Grassroots tweeting and similar advertisements by the general public could — conceivably — have made up for the media silence. They did not. One reason why — probably outweighing all the others — is that in this ironic Information Age, we seem increasingly less able to absorb information and assess the reliability of its sources, especially when it is about risks and threats to our safety. 

We have to find new ways of establishing credibility. What could be better than handing out tools to let people run their own tests of any assertion? Read side-by-side, the two public-interest comments below show how helpful this can be — in the context of Big Tech’s siphoning of our personal data, the subject of innumerable posts, here (this one, for example). The first is a statement about a trend to which this site has been trying to draw attention since 2011. The second offers a way to assess its substance. They are recent, actual comments by readers on the Financial Times site (whose real-life identities pG does not know) made a few days apart, on different Big Tech-related articles there. 

The highlights are pG’s:

PiotrG

Big/Bug Tech relies on an ever-expanding expropriation of personal data to make money. Its endgame is to turn people into trained monkeys whose behaviour can be predicted and ultimately directed towards specific objectives. For now the objectives are commercial, but they could become social or political. That is the problem, and it won’t be solved by antitrust laws alone. 

However, concentration and excessive market power make the problem worse. A world where 10 people own information on 3-6 billion “customers” and manage to kill market competition, avoid supervision and remove internal (stakeholder) control is a perfect Orwellian nightmare.

Frederick E.

Anyone who thinks that it is easy to escape surveillance should install a pfsense router, or some equivalent. Set up firewall logging, even better deep packet inspection (including https via certificate installation). Then set up your privacy settings on your devices  they way you think is max what you need. Use them for a week as you would normally. Then check the firewall logs on your router. You will be surprised to see how much info from simple DNS, or DNS via https to much more detailed surveillance both facebook, google, microsoft or apple carry out. 

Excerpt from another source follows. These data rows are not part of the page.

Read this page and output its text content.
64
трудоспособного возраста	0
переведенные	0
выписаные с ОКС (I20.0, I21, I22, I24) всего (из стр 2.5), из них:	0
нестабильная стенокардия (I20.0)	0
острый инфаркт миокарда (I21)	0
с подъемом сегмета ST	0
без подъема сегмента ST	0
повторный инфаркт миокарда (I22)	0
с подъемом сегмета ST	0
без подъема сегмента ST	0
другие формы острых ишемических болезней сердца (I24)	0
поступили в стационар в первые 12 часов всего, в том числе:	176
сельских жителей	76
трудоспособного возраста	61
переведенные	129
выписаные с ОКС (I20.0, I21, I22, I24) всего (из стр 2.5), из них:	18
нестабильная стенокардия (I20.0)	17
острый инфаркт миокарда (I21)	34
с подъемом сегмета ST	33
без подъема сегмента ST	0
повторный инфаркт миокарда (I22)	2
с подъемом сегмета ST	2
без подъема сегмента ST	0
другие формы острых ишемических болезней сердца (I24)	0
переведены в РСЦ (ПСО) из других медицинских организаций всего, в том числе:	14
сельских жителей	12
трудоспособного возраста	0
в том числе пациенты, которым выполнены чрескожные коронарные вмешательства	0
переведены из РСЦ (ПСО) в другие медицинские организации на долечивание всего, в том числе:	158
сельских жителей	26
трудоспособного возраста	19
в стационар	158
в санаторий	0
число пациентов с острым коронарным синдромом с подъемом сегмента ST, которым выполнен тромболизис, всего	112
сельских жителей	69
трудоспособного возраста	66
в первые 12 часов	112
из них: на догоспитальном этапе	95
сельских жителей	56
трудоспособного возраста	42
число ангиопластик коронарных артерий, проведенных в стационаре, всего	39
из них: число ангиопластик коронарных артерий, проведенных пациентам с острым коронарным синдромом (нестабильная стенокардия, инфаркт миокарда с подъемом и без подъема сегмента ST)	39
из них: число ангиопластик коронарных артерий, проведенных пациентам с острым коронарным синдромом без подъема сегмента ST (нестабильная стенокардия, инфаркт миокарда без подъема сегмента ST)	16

An average home with a computer, three phones and a tablet, plus roku (boy does that thing spy) and smart speakers leaks an inordinate amount of data even when privacy settings are set to max. 

Privacy settings are a false sense of security. Smart devices as well as computers are now designed to spy at the core OS level, no firewall, or app/plugin is going to stop it – these are higher level process that cannot override core level ones. 

The only way to block stuff at home is at the router level, but when you do so, many things simply stop working. The deal is be spied on, or don’t use it. This goes for free stuff or paid.

Unfortunately, where there should be discussion of what @PiotrG and @Frederick E. are trying to protect us from, there is precisely none about any such specifics.